Strengths of the study include the relatively large study cohort and long-term follow-up, with patients undergoing esophagectomy up to 23 years prior to enrollment, and median time from surgery of 5.6 years. The response rate was high, reducing the risk for selection bias. Patients responded to the validated Dumping Symptom Rating Scale6 and widely used and validated HRQOL questionnaires. Study limitations include the lack of one clear definition for dumping syndrome after esophagectomy, and that reported symptoms were not validated with a glucose stress test.3 All operations in the study were performed with an open technique, which makes the conclusion primarily applicable to open esophagectomy patients. However, there are no studies indicating that minimally invasive technique is associated with a significant change in conduit function, but this issue needs further attention in future studies.9

The prevalence of dumping syndrome after esophagectomy has been described from 0 to 78% in the literature, with an average of 20.2% of patients reporting dumping symptoms in a systematic review article.4 The heterogeneous definition of dumping syndrome makes epidemiological comparisons difficult. Dumping symptoms were shown to reduce with age in the current study, which has been previously demonstrated.10,11 Time from surgery was, however, not associated with decreased symptoms.

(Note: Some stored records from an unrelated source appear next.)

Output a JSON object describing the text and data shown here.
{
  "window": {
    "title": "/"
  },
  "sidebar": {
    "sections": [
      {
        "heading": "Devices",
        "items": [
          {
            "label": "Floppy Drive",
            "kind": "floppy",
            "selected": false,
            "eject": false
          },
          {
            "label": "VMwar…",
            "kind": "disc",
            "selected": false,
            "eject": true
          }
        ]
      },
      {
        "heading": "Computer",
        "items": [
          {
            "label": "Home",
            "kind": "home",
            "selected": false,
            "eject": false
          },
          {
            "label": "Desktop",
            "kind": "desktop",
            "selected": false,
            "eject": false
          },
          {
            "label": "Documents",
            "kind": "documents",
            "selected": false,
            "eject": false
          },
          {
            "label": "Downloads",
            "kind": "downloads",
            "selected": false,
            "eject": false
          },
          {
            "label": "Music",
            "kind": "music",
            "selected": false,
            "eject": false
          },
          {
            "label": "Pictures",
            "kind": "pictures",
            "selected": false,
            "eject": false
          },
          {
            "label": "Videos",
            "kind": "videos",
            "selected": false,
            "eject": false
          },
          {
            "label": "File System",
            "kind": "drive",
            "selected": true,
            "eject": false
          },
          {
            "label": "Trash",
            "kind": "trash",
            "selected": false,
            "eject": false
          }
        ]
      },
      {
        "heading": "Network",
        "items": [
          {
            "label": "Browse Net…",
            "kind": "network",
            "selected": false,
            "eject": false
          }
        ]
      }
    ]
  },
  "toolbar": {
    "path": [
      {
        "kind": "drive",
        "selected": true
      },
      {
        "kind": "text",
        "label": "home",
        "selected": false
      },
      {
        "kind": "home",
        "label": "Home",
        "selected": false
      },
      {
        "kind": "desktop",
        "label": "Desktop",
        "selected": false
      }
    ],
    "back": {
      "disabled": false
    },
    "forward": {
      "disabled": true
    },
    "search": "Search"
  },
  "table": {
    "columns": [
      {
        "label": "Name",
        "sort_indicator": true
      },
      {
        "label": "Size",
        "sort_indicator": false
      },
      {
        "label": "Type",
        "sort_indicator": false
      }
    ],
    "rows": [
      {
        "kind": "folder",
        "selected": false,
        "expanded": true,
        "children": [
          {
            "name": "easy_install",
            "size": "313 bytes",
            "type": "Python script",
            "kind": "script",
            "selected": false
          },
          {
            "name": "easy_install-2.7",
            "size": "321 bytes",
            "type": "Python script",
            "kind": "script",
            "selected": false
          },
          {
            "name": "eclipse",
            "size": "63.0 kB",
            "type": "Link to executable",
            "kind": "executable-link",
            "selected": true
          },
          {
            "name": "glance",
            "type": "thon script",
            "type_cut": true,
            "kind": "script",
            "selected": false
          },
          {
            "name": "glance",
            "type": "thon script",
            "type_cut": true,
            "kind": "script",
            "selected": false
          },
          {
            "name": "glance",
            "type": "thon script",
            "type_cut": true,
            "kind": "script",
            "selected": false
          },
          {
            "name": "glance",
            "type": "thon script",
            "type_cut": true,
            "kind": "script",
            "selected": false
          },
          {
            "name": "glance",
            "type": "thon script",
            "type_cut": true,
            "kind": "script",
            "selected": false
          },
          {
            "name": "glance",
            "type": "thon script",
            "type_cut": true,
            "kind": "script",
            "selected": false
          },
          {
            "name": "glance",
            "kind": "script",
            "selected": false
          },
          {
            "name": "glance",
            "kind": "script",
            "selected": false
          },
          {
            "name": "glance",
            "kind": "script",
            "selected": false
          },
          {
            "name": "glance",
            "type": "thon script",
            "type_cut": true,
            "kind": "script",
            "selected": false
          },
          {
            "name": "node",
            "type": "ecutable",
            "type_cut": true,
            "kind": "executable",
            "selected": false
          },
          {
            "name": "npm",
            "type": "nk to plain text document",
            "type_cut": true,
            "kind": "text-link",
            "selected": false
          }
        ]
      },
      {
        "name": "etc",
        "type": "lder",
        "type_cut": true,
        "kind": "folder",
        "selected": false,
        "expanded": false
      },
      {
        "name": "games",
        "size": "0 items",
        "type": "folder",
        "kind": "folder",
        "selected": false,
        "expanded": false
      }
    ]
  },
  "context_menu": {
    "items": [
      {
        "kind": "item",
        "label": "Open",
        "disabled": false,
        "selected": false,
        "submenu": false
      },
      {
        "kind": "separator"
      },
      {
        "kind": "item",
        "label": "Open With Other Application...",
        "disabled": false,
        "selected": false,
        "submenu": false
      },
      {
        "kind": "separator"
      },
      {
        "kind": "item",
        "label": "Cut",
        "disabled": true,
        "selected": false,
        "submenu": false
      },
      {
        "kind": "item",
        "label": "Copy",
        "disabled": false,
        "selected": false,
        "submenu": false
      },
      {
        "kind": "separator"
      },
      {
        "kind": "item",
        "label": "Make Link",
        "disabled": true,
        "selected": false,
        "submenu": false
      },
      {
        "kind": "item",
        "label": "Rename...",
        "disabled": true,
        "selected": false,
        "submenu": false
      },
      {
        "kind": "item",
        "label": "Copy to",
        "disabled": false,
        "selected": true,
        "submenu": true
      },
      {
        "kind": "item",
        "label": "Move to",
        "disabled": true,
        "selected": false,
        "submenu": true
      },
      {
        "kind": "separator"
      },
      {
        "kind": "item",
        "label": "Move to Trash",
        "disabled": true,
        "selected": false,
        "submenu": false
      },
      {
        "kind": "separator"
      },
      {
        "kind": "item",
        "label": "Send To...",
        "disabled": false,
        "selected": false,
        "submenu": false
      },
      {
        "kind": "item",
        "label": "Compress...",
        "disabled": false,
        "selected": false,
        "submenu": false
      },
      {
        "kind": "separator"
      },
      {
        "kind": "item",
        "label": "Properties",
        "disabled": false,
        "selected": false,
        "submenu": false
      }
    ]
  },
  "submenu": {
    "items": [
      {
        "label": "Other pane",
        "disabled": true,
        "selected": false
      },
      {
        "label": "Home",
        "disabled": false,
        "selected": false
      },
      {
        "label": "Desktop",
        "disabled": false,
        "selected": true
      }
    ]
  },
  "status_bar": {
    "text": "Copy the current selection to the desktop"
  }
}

The role of pyloroplasty remains controversial in surgery for esophageal cancer. Pyloroplasty has been reported to be associated with an increased risk for dumping syndrome.12 In a retrospective study in which 83% of patients had intraoperative pyloroplasty or pyloromyotomy, 50% reported postoperative dumping symptoms.11 A retrospective study demonstrated a statistically non-significant trend for increased dumping syndrome after pyloromyotomy or pyloroplasty.13 The result of a review article from 2001 concluded that, based on scientific evidence, pyloroplasty or pyloromyotomy should not be applied as a standard in esophagectomies with gastric tube reconstruction.14 Postesophagectomy care should consider including increased monitoring, and objective testing for postoperative dumping syndrome, and initiating of dietary or medical intervention when testing is positive. Standardized construction of a narrow vertical gastric conduit with an anastomosis either in the neck or high in the chest, rather than pyloric intervention, may decrease the incidence of long-term dumping symptoms and improve HRQOL.

In conclusion, this study shows that early dumping symptoms are associated with significantly decreased HRQOL and, although severe problems are relatively uncommon, the majority of patients in the study reported gastrointestinal symptoms and decreased HRQOL compared with the general population.15 Increased focus on patient-reported outcomes of gastrointestinal symptoms and HRQOL is warranted in future prospective studies. Functional outcomes after esophagectomy, especially gastrointestinal symptoms, associated with dumping syndrome can be improved to increase HRQOL and survivorship for patients after esophagectomy.